Реплики злой королевы сами просились на язык. Валерия Леонардовна взирала на свою названную падчерицу с налётом стойкой брезгливости. Ей казалось, что эта прикидывающаяся девственницей девушка, не только давным-давно потеряла свою невинность, но ещё походя заразилась дурной болезнью.
Но её тянуло к ней. Хотелось лишний раз приблизиться, тронуть за руку, взглянуть в похожие на плоды черешни глаза этой милой дивчины.
Олеся пугалась этих странных желаний. Она чувствовала, что перестаёт быть взрослой в присуствии этой строгой женщины, что её тело изнывает от тяжести блузни, юбки, шёлковых чулок и белья. Она не понимала,  для чего надевает это дорогое бельё – ведь ни свидания, ни незапланированного медосмотра она не ждала!
Зато Валерия Леонардовна старательно оголяла свою партнёршу по мизансцене. Ей вдруг ужасно захотелось увидеть Олесю нагой, да и самой на макое-то время выпрыгнуть из надоевшего ей футляра.
Здесь, среди горнов и барабанов, этого сделать было немыслимо. Их могли заметить с улицы, просто постучать в дверь, наконец, попросту проследить. Валерия Леонардовна не могла рисковать. Она и стыдилась и одновременно желала этого приключения, – если ей недоступны мужчины, то будет доступна эта миловидная хохлушка с довольно томным взглядом тёмных глаз.
 
В этот день она решилась пойти ва-банк.
Запах молодого девичьего тела туманил сознание стареющей педагогини. Она понимала, что никогда больше не сможет сделать то, что задумала. Ведь по пьесе она была безжалостной мачехой этой красотки – она могла заставить ту ходить гусиным шагом и старательно выполнять все команды.
Олеся это почувствовала. А во взгляде Валерии Леонардовны читалось что-то хищное. Она была словно дикая пума или пантера. Черная, с гладкой шерстью и зеленоватыми загадочными очами.
Взирающие с множества плакатных портретов пионеры-герои казались совершенно испуганными. Они впервые видели двух истекающих похотью женщин. Олеся взглянула вбок и встретившись взглядом с Зиной Портновой тотчас ало, почти по-девичьи покраснела.
Её грудь томилась в сладком плену лифчика.
В школе царила настоящая Африка. Батареи накалялись до самой высокой температуры. Мальчики в шерстяных костюмах, а девочки - в платьях изнывали от духоты. Олеся вдруг подумала, как славно бы их приучать к спартанскому образу жизни, заставлять видеть тела друг друга и не стыдиться их, словно клякс в прописях.

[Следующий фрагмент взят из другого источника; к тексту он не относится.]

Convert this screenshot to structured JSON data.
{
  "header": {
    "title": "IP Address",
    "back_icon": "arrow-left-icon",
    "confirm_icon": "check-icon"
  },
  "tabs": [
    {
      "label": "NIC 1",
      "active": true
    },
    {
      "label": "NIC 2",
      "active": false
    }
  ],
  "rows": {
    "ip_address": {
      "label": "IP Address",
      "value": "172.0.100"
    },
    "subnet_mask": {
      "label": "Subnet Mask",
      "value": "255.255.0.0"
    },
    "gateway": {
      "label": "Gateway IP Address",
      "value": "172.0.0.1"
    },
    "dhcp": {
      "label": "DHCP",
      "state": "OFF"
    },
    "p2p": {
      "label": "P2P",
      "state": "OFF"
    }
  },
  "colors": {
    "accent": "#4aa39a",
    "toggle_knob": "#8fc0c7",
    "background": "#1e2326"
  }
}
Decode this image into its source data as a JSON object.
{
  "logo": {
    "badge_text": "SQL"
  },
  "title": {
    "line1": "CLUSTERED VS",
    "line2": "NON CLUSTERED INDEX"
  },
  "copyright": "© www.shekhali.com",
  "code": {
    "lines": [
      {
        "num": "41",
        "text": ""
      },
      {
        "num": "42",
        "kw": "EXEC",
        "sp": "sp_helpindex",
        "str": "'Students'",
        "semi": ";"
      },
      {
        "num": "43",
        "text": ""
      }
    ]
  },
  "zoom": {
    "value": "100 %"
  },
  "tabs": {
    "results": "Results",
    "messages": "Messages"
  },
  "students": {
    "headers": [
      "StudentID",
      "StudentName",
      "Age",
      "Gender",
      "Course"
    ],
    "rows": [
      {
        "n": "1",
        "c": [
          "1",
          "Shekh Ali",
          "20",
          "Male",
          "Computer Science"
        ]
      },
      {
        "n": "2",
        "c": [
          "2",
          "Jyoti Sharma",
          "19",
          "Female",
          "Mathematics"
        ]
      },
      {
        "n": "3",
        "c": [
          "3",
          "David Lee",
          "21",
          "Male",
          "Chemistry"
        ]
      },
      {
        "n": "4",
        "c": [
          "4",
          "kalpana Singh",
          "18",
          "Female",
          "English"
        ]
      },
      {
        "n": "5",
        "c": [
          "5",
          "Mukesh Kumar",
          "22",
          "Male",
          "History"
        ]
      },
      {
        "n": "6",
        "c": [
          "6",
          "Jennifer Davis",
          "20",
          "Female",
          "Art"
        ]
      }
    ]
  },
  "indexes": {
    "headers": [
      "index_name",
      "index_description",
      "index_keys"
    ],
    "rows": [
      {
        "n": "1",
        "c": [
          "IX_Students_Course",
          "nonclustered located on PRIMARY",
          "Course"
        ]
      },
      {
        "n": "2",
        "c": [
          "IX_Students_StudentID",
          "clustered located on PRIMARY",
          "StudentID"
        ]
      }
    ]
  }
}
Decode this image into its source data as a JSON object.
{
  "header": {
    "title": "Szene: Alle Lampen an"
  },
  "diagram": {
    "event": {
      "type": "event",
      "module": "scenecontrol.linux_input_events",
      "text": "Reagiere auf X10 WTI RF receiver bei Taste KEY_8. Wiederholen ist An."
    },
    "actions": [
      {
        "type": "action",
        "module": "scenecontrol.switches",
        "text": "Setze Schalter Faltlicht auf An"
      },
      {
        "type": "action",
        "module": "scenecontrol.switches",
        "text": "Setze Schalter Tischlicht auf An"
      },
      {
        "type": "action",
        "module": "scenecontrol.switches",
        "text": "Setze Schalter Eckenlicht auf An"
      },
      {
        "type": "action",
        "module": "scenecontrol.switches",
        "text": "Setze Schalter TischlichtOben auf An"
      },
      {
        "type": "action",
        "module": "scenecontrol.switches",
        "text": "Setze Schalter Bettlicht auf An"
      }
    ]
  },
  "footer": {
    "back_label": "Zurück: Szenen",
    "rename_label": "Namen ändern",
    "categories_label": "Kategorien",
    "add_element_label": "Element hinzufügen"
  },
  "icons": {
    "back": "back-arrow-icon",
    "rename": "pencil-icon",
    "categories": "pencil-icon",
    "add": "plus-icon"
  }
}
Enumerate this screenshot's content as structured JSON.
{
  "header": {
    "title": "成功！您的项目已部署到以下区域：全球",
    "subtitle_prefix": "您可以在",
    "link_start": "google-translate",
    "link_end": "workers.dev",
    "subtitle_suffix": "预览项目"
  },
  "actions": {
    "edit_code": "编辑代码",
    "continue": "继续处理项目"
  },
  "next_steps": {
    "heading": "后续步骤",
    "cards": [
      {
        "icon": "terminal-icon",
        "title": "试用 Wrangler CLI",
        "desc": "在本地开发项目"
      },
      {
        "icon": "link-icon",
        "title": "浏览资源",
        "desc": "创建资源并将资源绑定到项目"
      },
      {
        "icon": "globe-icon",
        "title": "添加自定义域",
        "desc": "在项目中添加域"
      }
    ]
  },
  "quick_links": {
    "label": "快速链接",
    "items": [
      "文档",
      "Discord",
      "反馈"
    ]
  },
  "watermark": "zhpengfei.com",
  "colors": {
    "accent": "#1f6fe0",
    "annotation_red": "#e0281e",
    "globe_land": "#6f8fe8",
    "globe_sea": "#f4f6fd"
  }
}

Она сама была бы рада тотчас же оголиться. Чувство странного возбуждения томило её душу. Ей рожденной в первой декаде мая – всегда нравилась свобода тела – Олеся вдруг вспомнила, как пятилетней девочкой отважно разгуливала по пляжу совсем нагишом…
- Знаете, а нам бы надо сойтись как можно ближе, - проговорила Валерия Леонардовна.
- Но я сегодня не могу. У меня занятия в институте. А по субботам я репетирую с мальчиками сцены в домике гномов. Разве что в воскресение.
- Вот и прекрасно…. У меня, кстати, к вам будет маленькая просьба.
Воображение Валерии Леонардовны заработало на полную катушку. Она вдруг представила эту миловидную девушку в переднике, на котором был изображён олимпийский мишка. Кроме этого затейливого фартучка на неё ничего не было – даже трусов.
Вернувшись с работы домой, Олеся стала медленно раздеваться. Обычно она задерживалась у зеркала какие-то мгновения – но теперь внимательно наблюдала за своей зазеркальной копией.
- Интересно, а как её зовут. Неужели - Ясело?
Перед глазами возникли кадры из давнего детского фильма. Но она скорее походила на ту смазливую студенточку из теленовеллы про Шурика и Лиду.
Олеся засмущалась, она и не заметила, как осталась в одних трусах.
Её груди были готовы преодолеть третий размер.  Живот был чист и непорочен. Олеся пока не думала, кого поселит в нём – мальчика или девочку, как станет жить, будучи беременной – и главное, кто откроет её заветные воротца своим заветным ключиком.
И вдруг она, словно б очнулась от морока, одним рывком стащила с себя трусы и опрометью бросилась к ванной комнате, чувствуя на себе недоуменные взгляды принесенной из комиссионного магазина мебели.
Он был тут же внизу на первом этаже. Тут продавались старые пылесосы и устаревшие холодильники, кухонные весы и  переносные телевизоры. Попадались и милые статуэточки балерин. Такими безделушками обычно украшают свои комнаты престарелые педагоги.
В ванне было пусто и голо. Олеся постаралась поскорее нырнуть под струи искусственного дождика и даже взяла  с полки пахучий кусок «Земляничного» мыла.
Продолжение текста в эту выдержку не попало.